I had same problem. In CORS middleware Add the following header.

public function handle($request, Closure $next)
{
    //All the domains you want to whitelist
    $trusted_domains = ["http://localhost:4200", "http://127.0.0.1:4200", "http://localhost:3000", "http://127.0.0.1:3000"];
    if (isset($request->server()['HTTP_ORIGIN'])) {
        $origin = $request->server()['HTTP_ORIGIN'];

        if (in_array($origin, $trusted_domains)) {
            header('Access-Control-Allow-Origin: ' . $origin);
            header('Access-Control-Allow-Headers: Origin, Content-Type, Authorization, X-Auth-Token,x-xsrf-token');
            header('Access-Control-Allow-Methods', 'POST, GET, OPTIONS, PUT, DELETE');
        }
    }
    return $next($request);
}

Answer 2

I had seme problem. If you use middleware to set Headers, but create a new Response, Response::json(), Response::make(), etc. on controller, this new object don't get the headers set by middleware.

Answer 3

After stepping through the VerifyCsrfToken middleware I've established that it was indeed a token mismatch.

The reason is that Angular was not supplying the CSRF token via header or via a parameter in the post. It worked for GET and OPTIONS requests because these do not validate against the token.

So, I looked into Angular and there is documentation on XSRF Protection (see https://docs.angularjs.org/api/ng/service/$http) and lots of discussion out there on how to add the appropriate headers (e.g. https://github.com/angular/angular.js/issues/5122#issuecomment-36157820).

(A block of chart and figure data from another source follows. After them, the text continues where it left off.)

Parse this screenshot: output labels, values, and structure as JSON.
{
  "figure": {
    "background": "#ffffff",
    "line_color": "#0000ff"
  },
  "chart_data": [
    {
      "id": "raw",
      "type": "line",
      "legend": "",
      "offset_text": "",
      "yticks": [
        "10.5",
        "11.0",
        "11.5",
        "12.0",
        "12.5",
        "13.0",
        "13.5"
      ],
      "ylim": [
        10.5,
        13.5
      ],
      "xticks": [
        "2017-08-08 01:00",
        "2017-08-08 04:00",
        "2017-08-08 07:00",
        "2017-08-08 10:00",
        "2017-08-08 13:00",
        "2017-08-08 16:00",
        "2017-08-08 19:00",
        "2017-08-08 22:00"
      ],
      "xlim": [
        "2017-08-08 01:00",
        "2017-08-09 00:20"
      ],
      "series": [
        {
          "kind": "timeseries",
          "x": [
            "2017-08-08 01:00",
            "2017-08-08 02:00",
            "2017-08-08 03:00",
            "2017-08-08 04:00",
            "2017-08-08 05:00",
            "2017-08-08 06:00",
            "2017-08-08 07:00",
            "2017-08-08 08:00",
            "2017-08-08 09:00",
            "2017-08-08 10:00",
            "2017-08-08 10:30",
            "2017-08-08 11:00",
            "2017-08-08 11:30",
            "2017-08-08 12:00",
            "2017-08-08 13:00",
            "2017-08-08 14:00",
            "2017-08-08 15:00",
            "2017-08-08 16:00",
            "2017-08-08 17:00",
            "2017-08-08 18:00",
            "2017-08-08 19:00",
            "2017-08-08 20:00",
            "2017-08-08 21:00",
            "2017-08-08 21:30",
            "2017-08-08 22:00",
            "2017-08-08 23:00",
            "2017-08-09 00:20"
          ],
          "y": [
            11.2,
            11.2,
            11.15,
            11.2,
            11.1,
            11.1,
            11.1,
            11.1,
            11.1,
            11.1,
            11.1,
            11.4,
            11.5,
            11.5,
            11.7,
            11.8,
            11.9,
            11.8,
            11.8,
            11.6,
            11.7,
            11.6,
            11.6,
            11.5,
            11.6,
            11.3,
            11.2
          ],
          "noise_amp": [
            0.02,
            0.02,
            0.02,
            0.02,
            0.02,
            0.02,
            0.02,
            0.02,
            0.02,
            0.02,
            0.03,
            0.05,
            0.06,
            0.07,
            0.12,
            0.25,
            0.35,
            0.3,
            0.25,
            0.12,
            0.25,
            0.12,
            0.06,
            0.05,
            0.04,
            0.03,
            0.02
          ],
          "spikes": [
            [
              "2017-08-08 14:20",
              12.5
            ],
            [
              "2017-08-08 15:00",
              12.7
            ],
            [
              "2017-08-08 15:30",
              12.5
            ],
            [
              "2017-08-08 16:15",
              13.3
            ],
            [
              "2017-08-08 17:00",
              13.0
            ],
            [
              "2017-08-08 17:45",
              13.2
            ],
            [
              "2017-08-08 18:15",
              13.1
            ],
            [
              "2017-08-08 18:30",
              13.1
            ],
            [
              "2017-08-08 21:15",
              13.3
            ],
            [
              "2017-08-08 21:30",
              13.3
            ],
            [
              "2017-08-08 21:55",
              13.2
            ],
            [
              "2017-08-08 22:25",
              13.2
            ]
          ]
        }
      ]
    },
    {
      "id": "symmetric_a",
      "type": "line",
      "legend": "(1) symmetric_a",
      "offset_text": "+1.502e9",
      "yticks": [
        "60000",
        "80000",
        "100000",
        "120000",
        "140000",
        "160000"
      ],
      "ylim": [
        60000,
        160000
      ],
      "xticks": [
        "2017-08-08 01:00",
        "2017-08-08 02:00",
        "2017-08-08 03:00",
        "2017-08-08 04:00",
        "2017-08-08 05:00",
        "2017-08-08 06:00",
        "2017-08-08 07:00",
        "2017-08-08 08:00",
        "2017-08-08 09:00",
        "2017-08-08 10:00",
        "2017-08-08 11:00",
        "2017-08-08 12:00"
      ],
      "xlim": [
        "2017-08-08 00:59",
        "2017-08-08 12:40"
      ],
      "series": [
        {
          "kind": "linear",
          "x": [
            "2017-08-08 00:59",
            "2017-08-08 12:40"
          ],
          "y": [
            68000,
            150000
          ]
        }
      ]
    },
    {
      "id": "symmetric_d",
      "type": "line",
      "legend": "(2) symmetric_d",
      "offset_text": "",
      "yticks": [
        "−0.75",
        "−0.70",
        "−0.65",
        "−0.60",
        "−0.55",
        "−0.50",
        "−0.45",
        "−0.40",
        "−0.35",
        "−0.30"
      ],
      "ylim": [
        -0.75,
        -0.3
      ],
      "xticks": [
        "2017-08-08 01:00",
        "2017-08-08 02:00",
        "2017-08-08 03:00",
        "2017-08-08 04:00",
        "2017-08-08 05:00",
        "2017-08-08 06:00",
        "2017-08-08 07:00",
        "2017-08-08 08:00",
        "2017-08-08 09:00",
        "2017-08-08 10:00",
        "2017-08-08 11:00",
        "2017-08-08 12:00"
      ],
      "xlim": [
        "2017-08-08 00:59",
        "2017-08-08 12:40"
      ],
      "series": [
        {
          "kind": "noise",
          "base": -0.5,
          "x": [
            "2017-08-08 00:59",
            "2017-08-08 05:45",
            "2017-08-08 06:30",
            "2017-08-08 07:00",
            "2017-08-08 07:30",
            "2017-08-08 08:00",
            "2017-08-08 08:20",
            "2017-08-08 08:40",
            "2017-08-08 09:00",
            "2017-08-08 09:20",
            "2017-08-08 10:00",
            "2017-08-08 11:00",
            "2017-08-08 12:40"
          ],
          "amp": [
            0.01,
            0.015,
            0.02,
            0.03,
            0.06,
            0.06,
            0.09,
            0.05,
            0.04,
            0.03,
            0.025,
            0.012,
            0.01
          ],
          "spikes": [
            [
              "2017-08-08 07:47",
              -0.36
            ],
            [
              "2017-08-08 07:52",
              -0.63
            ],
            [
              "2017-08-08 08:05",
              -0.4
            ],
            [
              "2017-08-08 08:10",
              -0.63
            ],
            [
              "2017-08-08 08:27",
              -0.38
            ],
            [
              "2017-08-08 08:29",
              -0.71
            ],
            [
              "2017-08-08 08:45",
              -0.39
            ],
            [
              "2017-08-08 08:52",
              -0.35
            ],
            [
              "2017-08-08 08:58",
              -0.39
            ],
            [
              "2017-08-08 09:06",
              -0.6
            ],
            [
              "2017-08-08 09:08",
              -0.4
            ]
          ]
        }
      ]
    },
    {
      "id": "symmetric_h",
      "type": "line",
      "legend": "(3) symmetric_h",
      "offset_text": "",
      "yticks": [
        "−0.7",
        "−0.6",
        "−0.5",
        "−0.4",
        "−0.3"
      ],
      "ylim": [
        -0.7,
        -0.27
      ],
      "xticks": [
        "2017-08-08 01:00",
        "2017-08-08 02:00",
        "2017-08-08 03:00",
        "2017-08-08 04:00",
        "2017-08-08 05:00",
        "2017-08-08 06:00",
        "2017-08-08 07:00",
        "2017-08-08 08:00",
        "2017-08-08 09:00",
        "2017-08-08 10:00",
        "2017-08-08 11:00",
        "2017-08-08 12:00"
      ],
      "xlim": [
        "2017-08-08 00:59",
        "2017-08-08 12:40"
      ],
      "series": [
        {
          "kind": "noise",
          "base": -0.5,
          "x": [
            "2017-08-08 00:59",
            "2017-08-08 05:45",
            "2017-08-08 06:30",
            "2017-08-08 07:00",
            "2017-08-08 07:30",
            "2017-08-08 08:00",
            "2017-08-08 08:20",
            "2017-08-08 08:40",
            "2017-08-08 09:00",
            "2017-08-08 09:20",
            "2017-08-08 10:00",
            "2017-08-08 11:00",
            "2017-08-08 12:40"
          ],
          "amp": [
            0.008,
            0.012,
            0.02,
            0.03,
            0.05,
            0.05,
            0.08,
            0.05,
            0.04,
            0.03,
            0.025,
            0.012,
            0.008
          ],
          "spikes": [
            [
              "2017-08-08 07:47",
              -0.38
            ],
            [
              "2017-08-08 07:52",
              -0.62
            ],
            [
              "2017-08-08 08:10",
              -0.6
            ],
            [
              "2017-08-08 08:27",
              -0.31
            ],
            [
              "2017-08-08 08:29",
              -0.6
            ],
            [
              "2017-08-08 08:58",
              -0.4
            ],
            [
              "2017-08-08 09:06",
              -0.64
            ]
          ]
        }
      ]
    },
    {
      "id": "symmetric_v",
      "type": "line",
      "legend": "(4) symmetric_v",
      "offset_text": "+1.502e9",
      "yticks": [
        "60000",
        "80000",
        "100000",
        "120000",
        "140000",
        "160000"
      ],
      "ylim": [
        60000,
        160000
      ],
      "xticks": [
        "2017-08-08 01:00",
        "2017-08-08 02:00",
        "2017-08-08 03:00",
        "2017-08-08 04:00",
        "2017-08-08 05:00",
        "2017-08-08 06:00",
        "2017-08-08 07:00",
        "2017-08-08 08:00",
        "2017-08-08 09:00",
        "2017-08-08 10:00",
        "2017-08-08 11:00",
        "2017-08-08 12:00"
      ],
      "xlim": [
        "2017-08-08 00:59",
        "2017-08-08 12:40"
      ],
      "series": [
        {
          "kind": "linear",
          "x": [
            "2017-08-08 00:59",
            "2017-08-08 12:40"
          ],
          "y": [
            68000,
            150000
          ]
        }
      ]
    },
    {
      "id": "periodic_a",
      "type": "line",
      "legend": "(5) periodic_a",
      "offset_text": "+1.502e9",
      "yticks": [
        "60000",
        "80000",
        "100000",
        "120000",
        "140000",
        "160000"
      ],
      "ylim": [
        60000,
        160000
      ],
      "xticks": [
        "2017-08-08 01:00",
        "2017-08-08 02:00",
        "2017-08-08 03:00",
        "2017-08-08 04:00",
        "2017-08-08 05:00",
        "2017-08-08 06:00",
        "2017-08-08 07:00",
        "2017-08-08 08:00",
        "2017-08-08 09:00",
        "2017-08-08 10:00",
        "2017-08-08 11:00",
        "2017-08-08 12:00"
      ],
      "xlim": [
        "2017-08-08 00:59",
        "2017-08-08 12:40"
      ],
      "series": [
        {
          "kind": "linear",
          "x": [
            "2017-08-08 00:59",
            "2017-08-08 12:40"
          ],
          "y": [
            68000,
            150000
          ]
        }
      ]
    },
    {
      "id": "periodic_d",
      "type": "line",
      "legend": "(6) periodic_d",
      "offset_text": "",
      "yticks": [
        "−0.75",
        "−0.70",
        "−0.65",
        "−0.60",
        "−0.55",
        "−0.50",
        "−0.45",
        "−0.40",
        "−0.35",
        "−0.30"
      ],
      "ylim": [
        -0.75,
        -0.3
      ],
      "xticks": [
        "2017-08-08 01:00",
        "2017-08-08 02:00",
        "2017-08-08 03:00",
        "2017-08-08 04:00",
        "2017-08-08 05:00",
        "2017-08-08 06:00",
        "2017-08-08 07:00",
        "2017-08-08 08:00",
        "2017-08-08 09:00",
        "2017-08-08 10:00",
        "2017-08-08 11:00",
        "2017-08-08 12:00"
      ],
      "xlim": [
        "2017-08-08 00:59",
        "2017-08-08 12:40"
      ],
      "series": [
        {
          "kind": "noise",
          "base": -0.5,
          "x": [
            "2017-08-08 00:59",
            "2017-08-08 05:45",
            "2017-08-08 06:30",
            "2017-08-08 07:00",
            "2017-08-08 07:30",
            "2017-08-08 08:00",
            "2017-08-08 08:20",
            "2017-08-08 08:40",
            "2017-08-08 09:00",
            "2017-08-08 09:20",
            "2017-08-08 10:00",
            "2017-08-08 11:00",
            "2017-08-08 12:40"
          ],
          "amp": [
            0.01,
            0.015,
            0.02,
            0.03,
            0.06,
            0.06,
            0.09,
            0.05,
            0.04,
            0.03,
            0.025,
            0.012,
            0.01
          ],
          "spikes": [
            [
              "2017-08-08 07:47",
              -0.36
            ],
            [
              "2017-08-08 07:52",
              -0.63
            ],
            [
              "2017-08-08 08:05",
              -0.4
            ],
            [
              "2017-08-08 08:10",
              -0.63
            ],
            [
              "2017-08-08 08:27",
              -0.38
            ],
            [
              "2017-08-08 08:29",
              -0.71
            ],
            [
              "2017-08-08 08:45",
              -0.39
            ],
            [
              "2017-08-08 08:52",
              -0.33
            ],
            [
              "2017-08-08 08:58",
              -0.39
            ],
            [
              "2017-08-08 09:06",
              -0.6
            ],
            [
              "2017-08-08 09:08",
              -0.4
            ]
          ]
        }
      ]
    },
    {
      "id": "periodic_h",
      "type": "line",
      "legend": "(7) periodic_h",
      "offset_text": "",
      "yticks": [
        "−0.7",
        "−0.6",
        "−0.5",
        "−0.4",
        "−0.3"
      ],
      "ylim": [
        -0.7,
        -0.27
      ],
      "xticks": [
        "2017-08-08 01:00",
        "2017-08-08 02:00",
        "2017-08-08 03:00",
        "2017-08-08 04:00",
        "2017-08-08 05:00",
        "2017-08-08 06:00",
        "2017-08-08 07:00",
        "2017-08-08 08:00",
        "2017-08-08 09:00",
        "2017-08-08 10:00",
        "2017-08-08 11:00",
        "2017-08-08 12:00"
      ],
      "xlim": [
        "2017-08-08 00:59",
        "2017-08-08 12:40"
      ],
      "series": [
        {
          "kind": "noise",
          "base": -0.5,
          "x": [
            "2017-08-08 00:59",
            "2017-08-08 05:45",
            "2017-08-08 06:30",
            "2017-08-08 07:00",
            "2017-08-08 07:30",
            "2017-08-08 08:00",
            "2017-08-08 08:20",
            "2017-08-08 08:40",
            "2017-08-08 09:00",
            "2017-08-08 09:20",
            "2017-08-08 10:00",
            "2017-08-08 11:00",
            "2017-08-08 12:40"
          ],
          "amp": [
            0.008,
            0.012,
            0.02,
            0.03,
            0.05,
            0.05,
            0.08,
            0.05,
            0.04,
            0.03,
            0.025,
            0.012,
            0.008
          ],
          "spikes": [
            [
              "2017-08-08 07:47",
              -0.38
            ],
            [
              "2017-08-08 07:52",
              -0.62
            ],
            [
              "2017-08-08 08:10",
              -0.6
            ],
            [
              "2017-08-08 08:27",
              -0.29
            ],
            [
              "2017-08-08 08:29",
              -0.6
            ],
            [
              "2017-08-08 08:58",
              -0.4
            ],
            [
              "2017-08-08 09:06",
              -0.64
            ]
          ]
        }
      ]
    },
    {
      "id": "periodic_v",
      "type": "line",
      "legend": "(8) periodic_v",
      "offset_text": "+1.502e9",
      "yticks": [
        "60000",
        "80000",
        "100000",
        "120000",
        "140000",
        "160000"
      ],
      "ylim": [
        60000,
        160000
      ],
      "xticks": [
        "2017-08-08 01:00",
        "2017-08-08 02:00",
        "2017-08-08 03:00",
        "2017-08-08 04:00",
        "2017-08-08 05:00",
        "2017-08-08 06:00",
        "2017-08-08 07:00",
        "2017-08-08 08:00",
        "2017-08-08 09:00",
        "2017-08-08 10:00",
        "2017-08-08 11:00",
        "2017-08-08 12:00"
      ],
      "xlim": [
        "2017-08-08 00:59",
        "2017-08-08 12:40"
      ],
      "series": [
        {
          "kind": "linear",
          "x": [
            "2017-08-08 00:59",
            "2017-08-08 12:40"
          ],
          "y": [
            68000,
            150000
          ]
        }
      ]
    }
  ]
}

I haven't had a chance to follow any of this up as I have to keep my project moving and my particular use case allows me to get away with disabling VerifyCsrfToken as I only need CORS whilst in development.

But hopefully this will give someone else a starting point for solving this issue more fully.

Answer 4

I am unsure if this is an issue with Laravel and the VerifyCsrfToken middleware or not, but the root cause of my issue was that the CSRF token validation was failing. When the error was thrown, the new headers were not included. I'm unclear on the order that these middlewares run in, perhaps that's it, but nonetheless, once I removed the VerifyCsrfToken from the middleware stack, everything lit up.